Omni-channel marketing is not just the latest buzzword or trend in marketing. It’s more than just a fad; it’s a key step in the evolution of marketing that businesses need to start paying attention to if they want to maintain relevance in today’s consumer culture.
So what is omni-channel marketing?
Omni-channel marketing is allowing customers the ability to be in constant contact with the business through multiple avenues such as the website, social media, mobile app, physical location, email and more. It provides customers with a seamless experience across all channels, improving the customer experience by unifying it. It really is that simple.
With so many different technologies widely available today, the customer experience needs to be seamless regardless of the customer’s choice of device or channel. By “seamless”, we mean that the customer should be able to “switch channel” at a whim and continue their experience with the brand or company. This isn’t necessarily limited to digital platforms either. The omni-channel experience can include word of mouth, print ads, posters and other traditional forms of marketing. Consumers should be able to jump into the funnel at any point, and hop on and off wherever they are in the online and offline world before completing their journey.
Click-to-call buttons on websites would have been pointless before, but now that so many of us use the same device to browse the internet as we do to make phone calls, it can be the difference between landing that new customer or client and that potential customer being too lazy to copy and paste the number into their dial pad – if they even know how to copy and paste on their phone!
Businesses need to accommodate these new trends and integrate them into the omni-channel marketing strategy, keeping in mind that people will have different shopping habits depending on what platform they’re on and ensuring that all your channels, both online and offline, are working together. There are ways in which you can use your ecommerce store and online marketing to boost physical in-store sales. Marketers have to be keeping up with the ever-changing consumer habits.

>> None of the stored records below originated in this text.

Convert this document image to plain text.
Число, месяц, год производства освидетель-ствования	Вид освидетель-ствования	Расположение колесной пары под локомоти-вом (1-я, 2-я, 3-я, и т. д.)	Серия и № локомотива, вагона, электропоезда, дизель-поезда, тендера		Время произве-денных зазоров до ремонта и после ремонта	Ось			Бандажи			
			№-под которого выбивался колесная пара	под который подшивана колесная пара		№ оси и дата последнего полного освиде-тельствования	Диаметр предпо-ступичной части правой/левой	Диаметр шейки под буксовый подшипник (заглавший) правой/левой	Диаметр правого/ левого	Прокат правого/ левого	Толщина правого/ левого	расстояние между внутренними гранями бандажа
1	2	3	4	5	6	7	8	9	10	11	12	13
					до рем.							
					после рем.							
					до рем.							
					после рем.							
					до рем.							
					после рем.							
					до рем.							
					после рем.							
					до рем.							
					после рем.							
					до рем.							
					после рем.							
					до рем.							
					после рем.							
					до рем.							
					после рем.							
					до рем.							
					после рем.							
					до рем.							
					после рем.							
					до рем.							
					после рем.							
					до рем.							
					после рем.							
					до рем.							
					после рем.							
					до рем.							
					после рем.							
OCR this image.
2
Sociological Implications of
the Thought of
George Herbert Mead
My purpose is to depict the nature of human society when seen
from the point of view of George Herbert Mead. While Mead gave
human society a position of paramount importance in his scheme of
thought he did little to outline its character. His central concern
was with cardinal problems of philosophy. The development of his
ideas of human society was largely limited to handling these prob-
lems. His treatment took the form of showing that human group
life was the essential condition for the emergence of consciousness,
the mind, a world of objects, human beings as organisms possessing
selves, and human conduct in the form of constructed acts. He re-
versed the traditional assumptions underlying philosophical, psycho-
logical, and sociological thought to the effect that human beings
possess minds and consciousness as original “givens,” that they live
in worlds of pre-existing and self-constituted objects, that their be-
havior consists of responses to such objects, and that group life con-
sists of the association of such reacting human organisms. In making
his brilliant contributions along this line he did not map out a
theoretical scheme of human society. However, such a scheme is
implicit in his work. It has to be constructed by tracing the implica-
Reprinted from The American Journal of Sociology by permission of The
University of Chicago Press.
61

As recently as April 2017, Sergio Bucher the CEO of Debenhams, said:
“Our customers are changing the way they shop, and we are changing, too. Shopping with Debenhams should be effortless, reliable and fun whichever channel our customers use. We will be a destination for ‘social shopping’ with mobile the unifying platform for interacting with our customers.”
Multichannel Marketing vs Omni-Channel Marketing: What’s the difference?
Is this starting to sound a lot like the multichannel marketing thingamajig that every marketer and their mother was raving about just a couple of years ago? If it sounds awfully similar, that’s because it is, essentially. So what’s the difference between multichannel marketing and omni-channel marketing? The difference is in the way that customers can “hop on and off” different platforms and the level of integration. Omni-channel marketing expands on multichannel marketing – it’s the natural evolution to the multichannel experience.
With multichannel marketing, customers can interact with the company through a number of different channels. With omni-channel however, customers can not only interact with the company in a number of different ways, but their experience throughout each is more integrated. Not only do they have the ability to purchase a product online or in-store, but they are able to purchase a product online to collect in-store.
That’s at its most basic level. The buyer’s journey can be a lot more complex than that. They may have learnt about the product from an email, proceeded to browse the website on their laptop and add it to their basket. Later in the day, they then message the brand on their phone using social media to enquire about something, then launch the mobile app to find the item still in their account basket to finalise the purchase and choose to collect the item in-store. If you forget that you have something sitting in your basket, you may even be reminded by the app or by the email that you still have that item in your basket. A simple reminder alone could convert the customer. Taking an omni-channel approach to retailing can help with the shopping cart abandonment problem that plagues all retail businesses.
The buyer’s journey is no longer so linear. Customer progression through the marketing funnel is far more complex than it was even five years ago, with an increasing number of consumers using multiple devices to complete a single online transaction. Businesses need to strategise for this multi-device path to purchase.
Omni-channel marketing requires thinking of how each channel is working together, rather than thinking of each channel individually as is the case with multi-channel marketing. By allowing customers to continue their own buyer’s journey in this way, it prevents less drop-offs by removing the barriers between the channels.
Making the most of your omni-channel marketing strategy
Brand consistency has become a challenge. Not only must brands “fit in” with the demographic of each platform, but they must also maintain a consistent brand image throughout. Additionally, with there being so many different ways of accessing content online today, businesses need to ensure that their best marketing efforts aren’t being wasted on accidentally lining their competitors’ wallets. The trouble with having so many platforms that customers are hopping on and off of, it makes it easier for a customer to hop off one of your platforms only to then hop back on to somebody else’s.
This can most commonly be seen with showrooming – the practice of treating a traditional brick-and-mortar store as a showroom by trying or examining a product in person before shopping around for that product online. It’s basically the next step forward from window shopping, but more often pre-meditated. The obvious risk with this, of course, is that customers waste your in-store resources only to then go buy the product online from a different seller. It is essential that you have an omni-channel retailing strategy to prevent potential customers from stepping out of your funnel just to step into somebody else’s.